Una solución compacta

 

¿Qué hizo que esta innovación fuera tan especial como para desencadenar un fenómeno de la industria del cemento en múltiples países y versiones? Esa es una pregunta fácil de responder para Bang-Pedersen:

"Fue el primer sistema muy compacto que permitió a los operadores obtener un control computarizado basado en el análisis de la mezcla cruda con la tecnología de rayos X. Creamos algo mucho más pequeño que los pocos y grandes sistemas de computación disponibles en ese momento."

 

Esto fue simplemente una señal de las cosas que vendrían. El QCX/BlendExpert™ fue diseñado inicialmente como un sistema de control automático, mientras que la supervisión y la presentación de informes se amplió más tarde para cubrir todos los procesos de la planta.

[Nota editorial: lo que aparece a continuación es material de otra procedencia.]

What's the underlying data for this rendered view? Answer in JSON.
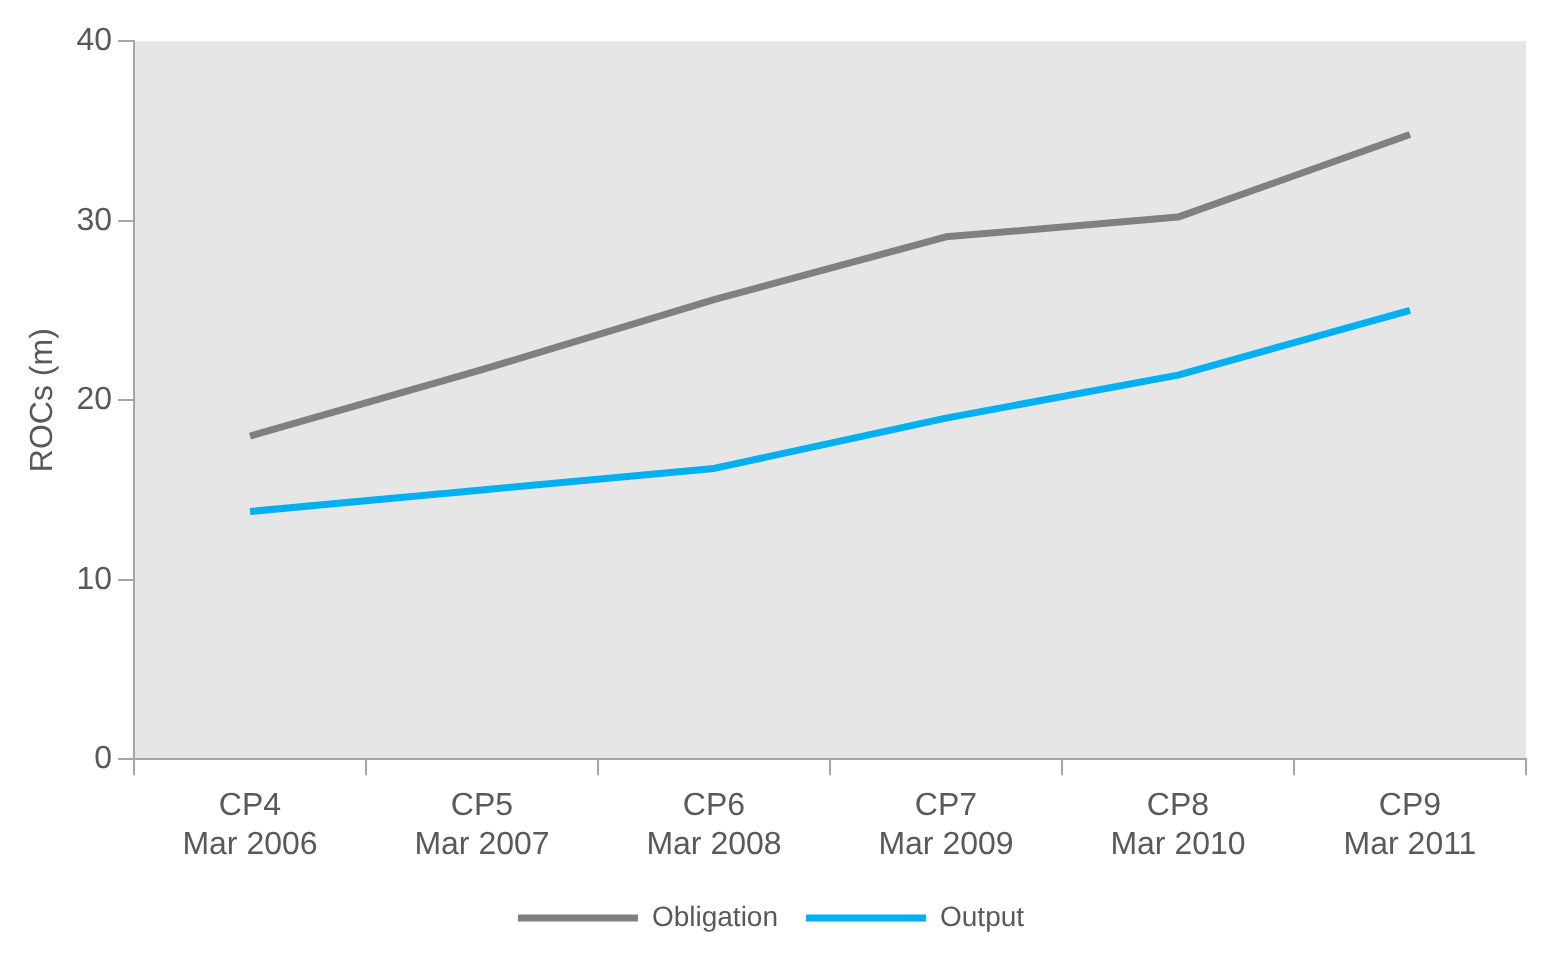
{
  "chart_data": {
    "type": "line",
    "ylabel": "ROCs (m)",
    "categories": [
      "CP4\nMar 2006",
      "CP5\nMar 2007",
      "CP6\nMar 2008",
      "CP7\nMar 2009",
      "CP8\nMar 2010",
      "CP9\nMar 2011"
    ],
    "series": [
      {
        "name": "Obligation",
        "color": "#808080",
        "values": [
          18,
          21.7,
          25.6,
          29.1,
          30.2,
          34.8
        ]
      },
      {
        "name": "Output",
        "color": "#00b0f0",
        "values": [
          13.8,
          15,
          16.2,
          19,
          21.4,
          25
        ]
      }
    ],
    "ylim": [
      0,
      40
    ],
    "yticks": [
      0,
      10,
      20,
      30,
      40
    ],
    "grid": false,
    "legend": "bottom",
    "marker": "none",
    "line_style": "solid"
  }
}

En el mundo actual, los ocho KB (kilobytes) de la primera versión eran increíblemente pequeños comparados con los gigabytes de hoy en día. Sin embargo, en aquellos días iniciales, esos pocos bytes eran monumentales.

 

"Es curioso pensar que nos impresionaron ocho KB, pero incluso entonces, marcó la diferencia en la forma en que podíamos analizar el crudo. Podíamos por ordenador comunicarnos con el equipo de rayos X y el sistema de control del molino para controlar la mezcla de crudo. Significó que logramos un mejor y más rápido control de la mezcla."

 


Dejando una marca en el mundo moderno

 

Si la versión original era como aterrizar en la luna, la última versión actual, es como pisar Marte. El QCX/BlendExpert™ de hoy tiene un poder de procesamiento de muchos GB (gigabytes) y la capacidad de operar un número ilimitado de alimentadores. En 1969, el sistema estaba limitado a sólo tres.

 

"Una vez que esto se vio en acción, empezamos a creer aún más en el potencial y en dónde podría llevarnos", dice Bang-Pedersen.

 

Fue el primer paso para reemplazar las tareas manuales repetitivas y laboriosas que dependían de la habilidad y el juicio de un operador. Anteriormente, un operador ajustaba la mezcla bruta girando las perillas de un panel de control manual de acuerdo con su interpretación de los análisis de laboratorio de química húmeda y los cálculos manuales de la mezcla bruta. El QCX/BlendExpert™ ahora lo haría de forma automática, permitiendo un control de calidad más consistente.

 

Liderando el camino de la innovación y la viabilidad comercial, no hay duda de que Bang-Pedersen y su equipo han dejado su huella en el mundo del cemento.